ZHIXIN GP HLDG (02187) subsidiary plans to sell all shares of Xiamen Zhixin New Materials for RMB 46.662 million.

date
21:08 26/06/2026
avatar
GMT Eight
Zhixin Group Holdings (02187) announced that on June 26, 2026 (after trading hours), the seller Xiamen Zhixin Building Materials Group Co., Ltd. (a wholly-owned subsidiary of the Company) entered into a sales agreement with the buyer Xiamen Special Economic Zone Construction Investment Building Materials Co., Ltd. and the Company (as guarantor), whereby the seller conditionally agreed to sell and the buyer conditionally agreed to purchase the target equity (i.e. all the equity of the target company Xiamen Zhixin New Materials Co., Ltd.) for a total consideration of RMB 46.662 million (equivalent to approximately HK$54 million).

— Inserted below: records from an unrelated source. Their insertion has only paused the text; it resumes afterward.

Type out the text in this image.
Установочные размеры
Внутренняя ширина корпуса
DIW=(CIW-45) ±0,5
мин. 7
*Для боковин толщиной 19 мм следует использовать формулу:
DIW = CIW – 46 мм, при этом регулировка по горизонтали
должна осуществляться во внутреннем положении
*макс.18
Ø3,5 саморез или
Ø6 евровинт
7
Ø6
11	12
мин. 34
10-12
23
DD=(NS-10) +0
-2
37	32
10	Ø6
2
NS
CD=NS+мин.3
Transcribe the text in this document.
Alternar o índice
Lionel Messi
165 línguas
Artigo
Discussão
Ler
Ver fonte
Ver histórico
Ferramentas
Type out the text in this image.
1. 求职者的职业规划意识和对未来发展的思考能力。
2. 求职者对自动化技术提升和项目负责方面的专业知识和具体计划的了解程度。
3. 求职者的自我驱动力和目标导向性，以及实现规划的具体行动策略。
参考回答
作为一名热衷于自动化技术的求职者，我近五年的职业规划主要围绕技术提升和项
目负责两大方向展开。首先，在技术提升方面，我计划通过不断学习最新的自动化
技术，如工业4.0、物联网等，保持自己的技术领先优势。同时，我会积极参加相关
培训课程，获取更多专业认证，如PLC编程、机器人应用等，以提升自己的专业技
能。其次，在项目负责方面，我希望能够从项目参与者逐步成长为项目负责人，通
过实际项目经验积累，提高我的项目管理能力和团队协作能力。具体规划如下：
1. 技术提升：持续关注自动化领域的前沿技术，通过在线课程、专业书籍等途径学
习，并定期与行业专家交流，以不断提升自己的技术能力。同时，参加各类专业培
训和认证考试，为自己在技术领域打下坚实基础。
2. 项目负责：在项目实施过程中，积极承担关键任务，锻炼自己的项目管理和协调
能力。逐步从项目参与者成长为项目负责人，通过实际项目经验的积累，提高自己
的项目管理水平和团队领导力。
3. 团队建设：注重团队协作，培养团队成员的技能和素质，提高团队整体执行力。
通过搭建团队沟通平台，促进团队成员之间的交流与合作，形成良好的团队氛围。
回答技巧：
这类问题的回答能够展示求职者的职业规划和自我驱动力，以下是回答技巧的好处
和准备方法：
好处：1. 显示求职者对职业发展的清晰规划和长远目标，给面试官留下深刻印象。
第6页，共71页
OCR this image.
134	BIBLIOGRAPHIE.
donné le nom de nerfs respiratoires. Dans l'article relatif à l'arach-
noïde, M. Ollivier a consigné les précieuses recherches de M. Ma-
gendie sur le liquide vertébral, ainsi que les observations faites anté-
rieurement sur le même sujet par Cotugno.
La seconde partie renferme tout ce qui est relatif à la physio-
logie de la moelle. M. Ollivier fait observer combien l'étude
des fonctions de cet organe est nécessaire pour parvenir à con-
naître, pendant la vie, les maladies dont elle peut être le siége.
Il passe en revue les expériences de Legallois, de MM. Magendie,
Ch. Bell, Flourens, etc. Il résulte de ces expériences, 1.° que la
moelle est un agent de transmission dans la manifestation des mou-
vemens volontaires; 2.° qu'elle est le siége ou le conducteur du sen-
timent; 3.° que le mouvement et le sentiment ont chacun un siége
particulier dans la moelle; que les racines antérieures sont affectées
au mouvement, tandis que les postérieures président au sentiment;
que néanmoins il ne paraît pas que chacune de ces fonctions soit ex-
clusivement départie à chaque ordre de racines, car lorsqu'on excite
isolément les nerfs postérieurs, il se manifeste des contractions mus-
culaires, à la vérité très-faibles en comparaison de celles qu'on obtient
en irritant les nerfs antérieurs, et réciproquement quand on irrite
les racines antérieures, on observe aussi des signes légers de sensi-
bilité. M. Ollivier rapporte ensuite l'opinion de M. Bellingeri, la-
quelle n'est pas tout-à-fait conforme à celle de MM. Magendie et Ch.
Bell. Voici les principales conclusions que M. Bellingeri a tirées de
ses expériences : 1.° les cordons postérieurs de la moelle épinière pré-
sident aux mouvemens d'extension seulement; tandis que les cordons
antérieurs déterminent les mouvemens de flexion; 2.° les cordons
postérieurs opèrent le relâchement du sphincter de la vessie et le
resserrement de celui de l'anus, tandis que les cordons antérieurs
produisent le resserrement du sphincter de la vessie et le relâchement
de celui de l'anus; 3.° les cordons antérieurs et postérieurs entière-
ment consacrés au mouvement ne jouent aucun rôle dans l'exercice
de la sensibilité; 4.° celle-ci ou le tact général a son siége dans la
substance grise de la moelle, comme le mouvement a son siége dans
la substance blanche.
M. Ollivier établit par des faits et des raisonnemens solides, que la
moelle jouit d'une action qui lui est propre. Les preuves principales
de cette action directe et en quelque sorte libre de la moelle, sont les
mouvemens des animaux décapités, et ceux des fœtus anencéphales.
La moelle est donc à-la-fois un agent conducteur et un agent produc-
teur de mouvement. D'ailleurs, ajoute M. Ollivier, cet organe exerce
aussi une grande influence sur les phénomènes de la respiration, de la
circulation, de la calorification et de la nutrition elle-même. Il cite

ZHIXIN GP HLDG (02187) announced that on June 26, 2026 (after trading hours), the seller Xiamen Zhixin Building Materials Group Co., Ltd. (a wholly-owned subsidiary of the Company) entered into a sale and purchase agreement with the buyer Xiamen Special Economic Zone Construction Investment Building Materials Co., Ltd. and the Company (as guarantor), whereby the seller conditionally agreed to sell and the buyer conditionally agreed to purchase the target equity (i.e. all the equity shares of the target company Xiamen Zhixin New Materials Co., Ltd.) for a total consideration of RMB 46.662 million (equivalent to approximately HKD 54 million). The target company, established by the Group in China, solely holds the main ready-mixed concrete production and other supporting facilities of the Group, primarily includes: (a) a piece of land and multiple buildings located at No. 55 Guankou Avenue, Jiemei District, Xiamen, Fujian Province, China; (b) ready-mixed concrete production line, plant, and equipment; and (c) logistics and other supporting assets, including trucks, office equipment, qualifications, and licenses, etc. The Board of Directors believes that the sale provides the Group with a good opportunity to realize satisfactory returns on these assets, integrate financial resources for developing environmentally friendly and lightweight building products or other better opportunities, and improve the overall cash flow and financial position of the Group. The Directors (including independent non-executive Directors) believe that the terms of the sale and purchase agreement are fair and reasonable, entered into on normal commercial terms, and the sale is in the overall interest of the Company and its shareholders.